Dignity in death comes with confidence in God

Earlier this year the sordid culture of death found another hero. Marcel Tremblay killed himself in Ottawa, after announcing that he wished to "die with dignity". One of the many tragedies of this event was that dignity was the very last thing with which the 78-year-old man died.
He became a minor player in a circus. No glorious death on a metaphorical battlefield here, but a lonely and sad dribbling away with a plastic bag around his head. That the media were made aware of all of this at every stage only goes to prove just how exploitative and lacking in grace it all was.
There is something achingly macabre about the whole process. He went out for dinner with his friends and family before the event, where they made jokes and told tales. A few journalists wrote stories about him, talk-radio warriors gave their opinions, lawyers prepared briefs. Not dignity but despair.
The basic contradiction, the obvious inconsistency, is that the man was able to enjoy good food and good humour right up until his death. He gave interviews, was cogent and clear, could walk and talk, consider alternatives and arguments. This in itself indicates a quality of life that he and his people denied existed.
Please don't tell me about pain and suffering. My father died of cancer of the spine, after surviving a serious stroke and having lived for thirty years with psoriasis and arthritis. But then my dad was brave and not afraid of life's challenges. Not afraid of death's sting either and would have told the right to die mob to take a hike.
My mother has severe dementia. The words she utters no longer make any sense, she can seldom feed herself and she tends to wander. This intensely intelligent and startlingly kind woman has been deprived of so much of what made her who she was.
Yet the essential, the core, is still there. She is still the same person and the same soul. Yes, the soul. Created and given by God. To sacrifice my mother as a martyr on the black altar of euthanasia would be an obscenity beyond compare. That splendid and sagacious writer G. K. Chesterton once said, "The man who kills a man, kills a man. The man who kills himself, kills all men; as far as he is concerned he wipes out the world." Quite so.
The poor wretch in Ottawa was a victim of societal pressures and expectations; even if he wasn't aware of it. I will not comment on his family but I will say that if either of my parents reached the point where they wanted life to end I would feel that I had been a personal failure.
I would ask why had I not found the right medical, spiritual and emotional support for them? Why had I not convinced them that life was good and that the sight of playing grandchildren, a new dawn, an old friend was worth the fight?
Virtually all pain can be controlled and experts in the field of dying and terminal illness agree that it is depression and the fear of a painful death that invariably cause the most distress.
Indeed it is what seems to be the case in this latest engineered drama. Anxiety about an inevitable passing that could be unpleasant and, important this, out of one's control. But that is what defines death. It is out of our control. Here, surely, is the essence of the argument.

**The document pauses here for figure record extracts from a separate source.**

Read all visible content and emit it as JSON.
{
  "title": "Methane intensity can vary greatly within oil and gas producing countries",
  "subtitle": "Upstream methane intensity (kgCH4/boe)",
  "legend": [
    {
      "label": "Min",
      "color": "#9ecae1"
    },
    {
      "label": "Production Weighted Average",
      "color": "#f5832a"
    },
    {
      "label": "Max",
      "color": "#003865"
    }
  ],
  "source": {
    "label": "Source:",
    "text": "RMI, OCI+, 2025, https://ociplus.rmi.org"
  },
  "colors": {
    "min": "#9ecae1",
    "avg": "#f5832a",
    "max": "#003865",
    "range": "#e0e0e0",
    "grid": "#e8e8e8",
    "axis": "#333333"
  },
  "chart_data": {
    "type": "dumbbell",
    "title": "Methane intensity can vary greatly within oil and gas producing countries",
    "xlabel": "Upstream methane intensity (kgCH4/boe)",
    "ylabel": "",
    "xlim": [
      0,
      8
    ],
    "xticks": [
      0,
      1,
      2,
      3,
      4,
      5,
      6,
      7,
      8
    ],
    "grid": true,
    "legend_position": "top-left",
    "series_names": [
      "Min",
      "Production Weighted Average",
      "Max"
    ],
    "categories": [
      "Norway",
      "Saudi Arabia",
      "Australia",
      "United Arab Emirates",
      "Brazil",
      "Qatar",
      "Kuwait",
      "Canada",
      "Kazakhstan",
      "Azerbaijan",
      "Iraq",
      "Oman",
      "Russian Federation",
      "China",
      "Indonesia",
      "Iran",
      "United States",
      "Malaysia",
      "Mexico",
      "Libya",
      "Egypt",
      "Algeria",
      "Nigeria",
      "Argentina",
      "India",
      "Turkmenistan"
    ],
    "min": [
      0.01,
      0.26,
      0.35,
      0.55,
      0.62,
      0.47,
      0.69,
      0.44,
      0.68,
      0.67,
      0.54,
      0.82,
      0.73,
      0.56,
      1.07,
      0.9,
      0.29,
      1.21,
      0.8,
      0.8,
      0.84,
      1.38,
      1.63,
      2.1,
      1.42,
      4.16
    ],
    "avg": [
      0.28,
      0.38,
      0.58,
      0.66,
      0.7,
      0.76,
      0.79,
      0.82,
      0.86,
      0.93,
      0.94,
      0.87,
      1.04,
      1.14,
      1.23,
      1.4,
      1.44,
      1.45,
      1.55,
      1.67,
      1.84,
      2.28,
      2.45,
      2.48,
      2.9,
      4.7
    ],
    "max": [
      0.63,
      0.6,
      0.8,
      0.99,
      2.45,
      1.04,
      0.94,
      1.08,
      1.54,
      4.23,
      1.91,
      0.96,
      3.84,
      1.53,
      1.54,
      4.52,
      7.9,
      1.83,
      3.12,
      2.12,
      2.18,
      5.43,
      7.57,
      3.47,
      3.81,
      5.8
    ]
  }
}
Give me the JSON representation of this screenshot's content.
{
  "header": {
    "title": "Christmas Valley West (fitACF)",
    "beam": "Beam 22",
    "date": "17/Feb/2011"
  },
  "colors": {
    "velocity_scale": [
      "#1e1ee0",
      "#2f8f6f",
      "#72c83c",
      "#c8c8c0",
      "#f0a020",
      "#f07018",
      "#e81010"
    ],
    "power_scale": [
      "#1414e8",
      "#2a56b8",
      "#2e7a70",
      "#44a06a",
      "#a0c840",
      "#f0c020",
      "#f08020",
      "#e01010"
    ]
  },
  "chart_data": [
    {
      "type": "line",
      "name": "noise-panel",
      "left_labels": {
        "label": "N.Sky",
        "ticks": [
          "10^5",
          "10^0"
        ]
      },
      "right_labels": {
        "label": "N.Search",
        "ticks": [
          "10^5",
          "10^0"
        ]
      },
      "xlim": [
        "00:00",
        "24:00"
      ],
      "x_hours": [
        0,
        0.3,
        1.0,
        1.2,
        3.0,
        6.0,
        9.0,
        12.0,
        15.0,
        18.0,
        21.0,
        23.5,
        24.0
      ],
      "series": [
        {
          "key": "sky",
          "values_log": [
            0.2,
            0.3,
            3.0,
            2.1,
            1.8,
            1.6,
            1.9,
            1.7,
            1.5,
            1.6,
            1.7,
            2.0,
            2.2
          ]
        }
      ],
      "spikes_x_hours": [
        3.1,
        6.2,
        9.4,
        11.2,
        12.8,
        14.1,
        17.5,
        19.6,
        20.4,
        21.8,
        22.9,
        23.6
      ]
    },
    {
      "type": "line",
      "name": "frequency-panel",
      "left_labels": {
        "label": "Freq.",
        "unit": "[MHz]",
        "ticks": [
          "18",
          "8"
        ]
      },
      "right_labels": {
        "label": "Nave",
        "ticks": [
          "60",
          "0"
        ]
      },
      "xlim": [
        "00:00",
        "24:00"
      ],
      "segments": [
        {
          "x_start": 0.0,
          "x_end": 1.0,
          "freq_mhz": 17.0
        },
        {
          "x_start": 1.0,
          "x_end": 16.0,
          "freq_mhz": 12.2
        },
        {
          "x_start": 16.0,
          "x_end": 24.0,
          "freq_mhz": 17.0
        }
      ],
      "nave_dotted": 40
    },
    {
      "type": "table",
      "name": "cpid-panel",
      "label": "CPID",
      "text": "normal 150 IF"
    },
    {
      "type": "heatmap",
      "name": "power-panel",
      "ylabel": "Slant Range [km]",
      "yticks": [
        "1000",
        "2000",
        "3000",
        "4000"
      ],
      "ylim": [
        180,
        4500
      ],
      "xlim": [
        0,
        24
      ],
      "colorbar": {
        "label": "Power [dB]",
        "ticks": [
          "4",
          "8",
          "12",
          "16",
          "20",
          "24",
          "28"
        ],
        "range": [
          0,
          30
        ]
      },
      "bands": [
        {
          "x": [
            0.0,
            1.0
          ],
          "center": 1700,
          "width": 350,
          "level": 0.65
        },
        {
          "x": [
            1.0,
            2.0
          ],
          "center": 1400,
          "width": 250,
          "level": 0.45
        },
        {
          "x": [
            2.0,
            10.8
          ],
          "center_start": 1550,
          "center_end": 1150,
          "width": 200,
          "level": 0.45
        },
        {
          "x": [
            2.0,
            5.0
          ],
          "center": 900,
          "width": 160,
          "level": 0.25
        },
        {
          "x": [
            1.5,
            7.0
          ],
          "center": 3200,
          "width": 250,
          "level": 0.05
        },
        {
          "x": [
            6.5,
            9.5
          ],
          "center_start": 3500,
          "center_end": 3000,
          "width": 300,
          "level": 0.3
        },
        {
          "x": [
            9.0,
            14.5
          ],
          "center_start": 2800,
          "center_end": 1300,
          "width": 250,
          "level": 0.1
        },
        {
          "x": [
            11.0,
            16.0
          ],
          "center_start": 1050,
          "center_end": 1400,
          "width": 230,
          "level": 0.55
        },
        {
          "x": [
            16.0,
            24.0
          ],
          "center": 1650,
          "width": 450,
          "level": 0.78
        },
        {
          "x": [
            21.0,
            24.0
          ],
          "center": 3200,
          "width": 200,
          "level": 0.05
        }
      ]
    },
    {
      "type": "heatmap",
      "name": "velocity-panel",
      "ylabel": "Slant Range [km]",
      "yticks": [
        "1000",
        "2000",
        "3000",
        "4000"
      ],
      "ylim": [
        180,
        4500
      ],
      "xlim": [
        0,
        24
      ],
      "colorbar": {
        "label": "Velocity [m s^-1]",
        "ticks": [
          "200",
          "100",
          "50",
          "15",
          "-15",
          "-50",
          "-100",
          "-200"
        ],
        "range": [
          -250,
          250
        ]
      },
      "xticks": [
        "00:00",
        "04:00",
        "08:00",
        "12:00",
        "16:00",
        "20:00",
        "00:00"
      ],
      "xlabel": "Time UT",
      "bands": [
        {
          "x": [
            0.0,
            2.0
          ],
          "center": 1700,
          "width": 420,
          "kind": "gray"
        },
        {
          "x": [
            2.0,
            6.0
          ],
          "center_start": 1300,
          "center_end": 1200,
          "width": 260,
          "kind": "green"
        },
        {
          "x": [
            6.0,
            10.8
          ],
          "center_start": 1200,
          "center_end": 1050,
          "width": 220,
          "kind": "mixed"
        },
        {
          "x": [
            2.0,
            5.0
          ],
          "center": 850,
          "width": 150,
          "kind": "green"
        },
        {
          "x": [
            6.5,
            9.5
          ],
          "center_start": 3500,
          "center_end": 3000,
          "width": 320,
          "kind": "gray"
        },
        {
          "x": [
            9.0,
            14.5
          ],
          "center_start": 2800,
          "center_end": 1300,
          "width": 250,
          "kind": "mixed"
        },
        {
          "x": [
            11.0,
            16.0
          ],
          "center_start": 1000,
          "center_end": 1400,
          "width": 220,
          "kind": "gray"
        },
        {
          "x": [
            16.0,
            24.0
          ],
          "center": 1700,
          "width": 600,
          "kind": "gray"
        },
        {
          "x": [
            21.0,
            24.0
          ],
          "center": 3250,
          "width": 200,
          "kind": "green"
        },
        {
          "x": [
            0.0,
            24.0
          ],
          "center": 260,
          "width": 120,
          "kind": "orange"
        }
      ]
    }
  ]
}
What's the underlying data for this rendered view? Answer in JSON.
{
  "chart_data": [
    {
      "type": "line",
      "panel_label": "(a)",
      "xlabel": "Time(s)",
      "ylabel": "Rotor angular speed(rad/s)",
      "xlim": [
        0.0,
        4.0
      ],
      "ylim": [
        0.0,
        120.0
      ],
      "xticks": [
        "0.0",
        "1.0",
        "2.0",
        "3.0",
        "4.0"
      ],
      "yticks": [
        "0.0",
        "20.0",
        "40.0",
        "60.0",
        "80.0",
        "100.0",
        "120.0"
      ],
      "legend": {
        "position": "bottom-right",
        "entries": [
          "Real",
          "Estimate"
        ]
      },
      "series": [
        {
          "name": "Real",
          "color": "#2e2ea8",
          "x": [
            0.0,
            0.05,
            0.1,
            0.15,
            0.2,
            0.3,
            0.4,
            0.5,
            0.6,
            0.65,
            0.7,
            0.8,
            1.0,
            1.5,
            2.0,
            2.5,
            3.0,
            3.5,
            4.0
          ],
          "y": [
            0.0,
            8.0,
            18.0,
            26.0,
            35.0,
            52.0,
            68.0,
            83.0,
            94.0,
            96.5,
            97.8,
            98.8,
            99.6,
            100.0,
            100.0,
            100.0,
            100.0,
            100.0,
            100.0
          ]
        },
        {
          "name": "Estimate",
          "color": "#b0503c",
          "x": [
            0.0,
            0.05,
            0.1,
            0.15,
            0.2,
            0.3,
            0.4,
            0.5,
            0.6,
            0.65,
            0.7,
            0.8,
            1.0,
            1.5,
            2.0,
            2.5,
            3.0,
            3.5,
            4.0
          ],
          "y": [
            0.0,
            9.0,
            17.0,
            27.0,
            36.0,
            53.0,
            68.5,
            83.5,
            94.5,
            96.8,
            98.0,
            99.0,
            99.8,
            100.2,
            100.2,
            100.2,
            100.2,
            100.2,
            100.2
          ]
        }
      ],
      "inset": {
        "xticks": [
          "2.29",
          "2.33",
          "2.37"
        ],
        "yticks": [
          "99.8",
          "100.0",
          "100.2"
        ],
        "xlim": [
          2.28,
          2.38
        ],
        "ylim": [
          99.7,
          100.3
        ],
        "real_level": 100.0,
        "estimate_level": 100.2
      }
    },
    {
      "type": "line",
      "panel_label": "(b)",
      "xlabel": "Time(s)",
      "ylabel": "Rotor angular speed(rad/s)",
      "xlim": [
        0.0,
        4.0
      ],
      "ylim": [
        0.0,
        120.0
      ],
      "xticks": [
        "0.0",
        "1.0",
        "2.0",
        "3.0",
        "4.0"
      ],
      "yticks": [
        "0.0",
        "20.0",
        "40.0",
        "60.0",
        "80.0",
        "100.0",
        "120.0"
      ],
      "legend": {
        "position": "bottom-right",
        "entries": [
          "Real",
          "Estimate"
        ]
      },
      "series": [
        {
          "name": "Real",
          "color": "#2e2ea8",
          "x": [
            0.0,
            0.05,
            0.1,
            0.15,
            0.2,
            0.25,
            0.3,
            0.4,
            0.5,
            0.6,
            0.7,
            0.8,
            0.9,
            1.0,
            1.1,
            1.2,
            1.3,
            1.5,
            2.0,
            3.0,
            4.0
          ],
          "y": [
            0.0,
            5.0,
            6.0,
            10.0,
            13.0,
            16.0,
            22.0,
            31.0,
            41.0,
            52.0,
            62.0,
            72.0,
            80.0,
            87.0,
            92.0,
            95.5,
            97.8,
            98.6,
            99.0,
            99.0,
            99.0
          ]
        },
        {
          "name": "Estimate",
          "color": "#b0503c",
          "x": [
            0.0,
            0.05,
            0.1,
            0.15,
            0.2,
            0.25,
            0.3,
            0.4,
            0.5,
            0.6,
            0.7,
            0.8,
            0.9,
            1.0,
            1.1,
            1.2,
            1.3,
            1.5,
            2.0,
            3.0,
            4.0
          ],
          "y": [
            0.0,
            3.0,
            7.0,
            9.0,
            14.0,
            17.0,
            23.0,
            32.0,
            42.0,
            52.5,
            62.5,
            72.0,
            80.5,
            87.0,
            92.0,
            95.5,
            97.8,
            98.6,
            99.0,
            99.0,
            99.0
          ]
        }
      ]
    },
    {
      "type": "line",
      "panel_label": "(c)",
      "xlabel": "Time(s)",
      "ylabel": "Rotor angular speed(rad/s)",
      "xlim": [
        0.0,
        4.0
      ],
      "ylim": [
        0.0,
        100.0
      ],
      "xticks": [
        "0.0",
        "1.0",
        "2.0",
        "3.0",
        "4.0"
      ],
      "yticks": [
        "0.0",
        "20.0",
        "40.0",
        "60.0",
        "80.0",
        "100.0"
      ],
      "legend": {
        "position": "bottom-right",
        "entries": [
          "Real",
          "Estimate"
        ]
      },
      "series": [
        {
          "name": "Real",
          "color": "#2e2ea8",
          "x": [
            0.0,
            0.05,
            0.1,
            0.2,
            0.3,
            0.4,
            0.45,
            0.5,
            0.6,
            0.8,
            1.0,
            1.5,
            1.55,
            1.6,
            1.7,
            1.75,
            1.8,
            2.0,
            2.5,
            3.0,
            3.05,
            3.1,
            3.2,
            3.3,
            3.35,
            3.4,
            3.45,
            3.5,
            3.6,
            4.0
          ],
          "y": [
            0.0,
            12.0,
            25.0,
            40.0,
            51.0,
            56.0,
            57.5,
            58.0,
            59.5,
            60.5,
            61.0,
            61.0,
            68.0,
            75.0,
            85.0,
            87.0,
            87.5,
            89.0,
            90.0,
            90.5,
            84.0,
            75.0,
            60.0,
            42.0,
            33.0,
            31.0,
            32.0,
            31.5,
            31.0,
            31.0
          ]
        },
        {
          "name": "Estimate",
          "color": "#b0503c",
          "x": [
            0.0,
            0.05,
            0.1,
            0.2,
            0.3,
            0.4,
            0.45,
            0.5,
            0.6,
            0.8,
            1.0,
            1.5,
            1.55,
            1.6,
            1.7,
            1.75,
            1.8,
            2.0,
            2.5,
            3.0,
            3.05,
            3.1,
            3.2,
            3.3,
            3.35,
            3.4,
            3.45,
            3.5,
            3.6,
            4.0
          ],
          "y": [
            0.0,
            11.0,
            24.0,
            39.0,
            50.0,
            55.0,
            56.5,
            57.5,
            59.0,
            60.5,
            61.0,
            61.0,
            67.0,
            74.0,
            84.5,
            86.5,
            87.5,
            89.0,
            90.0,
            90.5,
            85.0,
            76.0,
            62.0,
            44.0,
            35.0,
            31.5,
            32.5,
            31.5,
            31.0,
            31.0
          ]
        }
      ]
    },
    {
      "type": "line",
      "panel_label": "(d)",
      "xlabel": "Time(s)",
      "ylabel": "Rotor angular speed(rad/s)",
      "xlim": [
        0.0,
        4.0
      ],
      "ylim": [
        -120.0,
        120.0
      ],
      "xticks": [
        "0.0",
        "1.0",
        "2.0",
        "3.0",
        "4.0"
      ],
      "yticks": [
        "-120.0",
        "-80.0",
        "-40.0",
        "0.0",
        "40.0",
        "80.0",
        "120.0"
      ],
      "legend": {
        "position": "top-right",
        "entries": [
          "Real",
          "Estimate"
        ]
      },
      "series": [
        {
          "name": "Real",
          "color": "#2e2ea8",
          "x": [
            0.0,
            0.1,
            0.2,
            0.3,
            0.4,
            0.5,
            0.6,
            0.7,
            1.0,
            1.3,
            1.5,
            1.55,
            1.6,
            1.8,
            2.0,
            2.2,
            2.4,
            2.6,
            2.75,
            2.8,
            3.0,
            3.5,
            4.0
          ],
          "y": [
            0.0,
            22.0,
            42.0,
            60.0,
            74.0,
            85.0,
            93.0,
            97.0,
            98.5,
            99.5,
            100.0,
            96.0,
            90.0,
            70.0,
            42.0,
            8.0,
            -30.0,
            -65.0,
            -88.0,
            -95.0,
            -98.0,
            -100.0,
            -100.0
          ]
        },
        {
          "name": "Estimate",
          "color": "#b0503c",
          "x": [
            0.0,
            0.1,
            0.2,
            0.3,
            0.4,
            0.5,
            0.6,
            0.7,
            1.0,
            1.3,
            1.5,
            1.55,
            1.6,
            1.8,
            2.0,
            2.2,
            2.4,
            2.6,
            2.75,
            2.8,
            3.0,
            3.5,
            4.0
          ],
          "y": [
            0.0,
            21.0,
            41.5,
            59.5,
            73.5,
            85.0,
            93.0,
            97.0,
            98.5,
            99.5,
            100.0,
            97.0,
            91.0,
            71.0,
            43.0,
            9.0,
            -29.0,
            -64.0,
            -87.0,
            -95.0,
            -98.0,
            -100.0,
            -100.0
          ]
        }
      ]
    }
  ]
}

The modern age screams against loss of authority. We must always be in control of the situation. Resist ageing, resist decline, and resist anything that doesn't appeal to us for any reason at any time. Death is the only taboo left. How appropriate it is, then, that the great egalitarian blade comes for us all.
We can shout and moan and complain but in the end we can do nothing. We slide and slip into the beyond. If we are confident that this life is merely the land of shadows, that real life hasn't begun yet, then death is of only passing fear.
But if we have no such confidence, we have to die pretending that we are still in charge. A shame. Because a genuinely dignified death has nothing to do with plastic bags and reporters.